When it comes to designing learning initiatives for their teams or organizations, these leaders may default to a more simplistic, behaviorist approach.

They may equate learning with the acquisition and application of specific skills or knowledge, and thus focus on creating structured, content-driven training programs.

The appeal of behaviorist platforms – with their promise of efficient, scalable delivery and easily measured outcomes – can be seductive in the resource-constrained, results-driven world of global health.

Furthermore, leaders may hold assumptions that health workers – especially those at the community level – do not require higher-order critical thinking skills, that they simply need a predetermined set of knowledge and procedures.

This view is fundamentally misguided.

A robust body of scientific evidence on learning culture and performance demonstrates that the most effective organizations are those that foster continuous learning, critical reflection, and adaptive problem-solving at all levels.

Health workers at the frontlines face complex, unpredictable challenges that demand situational judgment, creative thinking, and the ability to learn from experience.

Failing to cultivate these capacities not only underestimates the potential of these health workers, but it also constrains the performance and resilience of health systems as a whole.

The problem is that this approach fails to cultivate the very qualities that make these leaders effective learners and problem-solvers.

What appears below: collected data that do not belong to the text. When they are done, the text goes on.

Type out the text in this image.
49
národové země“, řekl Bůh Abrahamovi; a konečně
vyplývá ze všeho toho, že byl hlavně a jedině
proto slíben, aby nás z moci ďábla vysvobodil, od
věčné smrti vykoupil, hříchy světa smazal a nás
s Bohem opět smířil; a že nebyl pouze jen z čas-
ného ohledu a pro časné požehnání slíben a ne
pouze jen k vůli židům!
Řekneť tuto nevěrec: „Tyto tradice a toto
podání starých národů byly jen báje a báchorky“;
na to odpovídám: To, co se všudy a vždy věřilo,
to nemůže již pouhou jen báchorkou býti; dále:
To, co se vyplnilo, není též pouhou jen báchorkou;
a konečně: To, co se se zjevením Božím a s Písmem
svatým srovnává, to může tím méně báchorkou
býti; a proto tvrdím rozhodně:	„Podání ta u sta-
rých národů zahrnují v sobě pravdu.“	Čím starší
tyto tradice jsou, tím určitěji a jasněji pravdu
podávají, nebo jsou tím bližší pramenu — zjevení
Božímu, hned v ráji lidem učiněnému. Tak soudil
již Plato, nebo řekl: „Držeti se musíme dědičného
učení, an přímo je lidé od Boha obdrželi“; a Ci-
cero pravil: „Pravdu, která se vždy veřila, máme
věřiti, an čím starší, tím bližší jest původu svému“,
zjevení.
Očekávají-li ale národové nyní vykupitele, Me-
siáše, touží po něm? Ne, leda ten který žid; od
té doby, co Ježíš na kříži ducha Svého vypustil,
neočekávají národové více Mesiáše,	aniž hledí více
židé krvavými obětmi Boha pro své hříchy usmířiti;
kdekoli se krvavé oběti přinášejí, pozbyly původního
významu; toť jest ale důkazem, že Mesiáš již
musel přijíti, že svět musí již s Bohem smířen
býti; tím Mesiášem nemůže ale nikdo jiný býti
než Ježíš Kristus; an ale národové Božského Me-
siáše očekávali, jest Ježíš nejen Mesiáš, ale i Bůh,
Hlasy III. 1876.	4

Behaviorist techniques, with their emphasis on passive information absorption and narrow, pre-defined outcomes, do not foster the critical thinking, creativity, and collaborative capacity needed to tackle complex health challenges.

They may produce short-term gains in narrow domains, but they cannot develop the adaptive expertise required for long-term impact in ever-shifting contexts.

To help health leaders recognize this disconnect, it is useful to engage them in reflective dialogue about their own learning processes.

By unpacking real-world examples of how they have solved thorny problems or generated novel insights, we can highlight the sophisticated cognitive strategies and collaborative dynamics at play.

We can show how they constantly question assumptions, synthesize diverse perspectives, and iterate solutions – all skills that are essential for navigating complexity, but are poorly served by rigid, content-focused training.

The goal is not to dismiss the need for foundational knowledge or skills, but rather to emphasize that in the face of evolving challenges, adaptive learning capacity is the real differentiator.

It is the ability to think critically, to imagine new possibilities, to learn from failure, and to co-create with others that drives meaningful change.

By tying this insight directly to leaders’ own experiences and values, we can inspire them to champion learning approaches that mirror the richness and dynamism of their personal growth journeys.

Ultimately, the most impactful health organizations will be those that not only equip people with essential skills, but that also nurture the underlying cognitive and collaborative capacities needed to continually learn, adapt, and innovate.

By recognizing and leveraging the powerful learning practices they themselves embody, health leaders can shape organizational cultures and strategies that truly empower people to navigate complexity and drive transformative change.

This shift requires letting go of the illusion of control and predictability that behaviorism offers, and instead embracing the messiness and uncertainty of real learning.

It means creating space for experimentation, reflection, and dialogue, and trusting in people’s inherent capacity to grow and create.

It is a challenging transition, but one that health leaders are uniquely positioned to lead – if they can bridge the gap between how they learn and how they seek to enable others’ learning.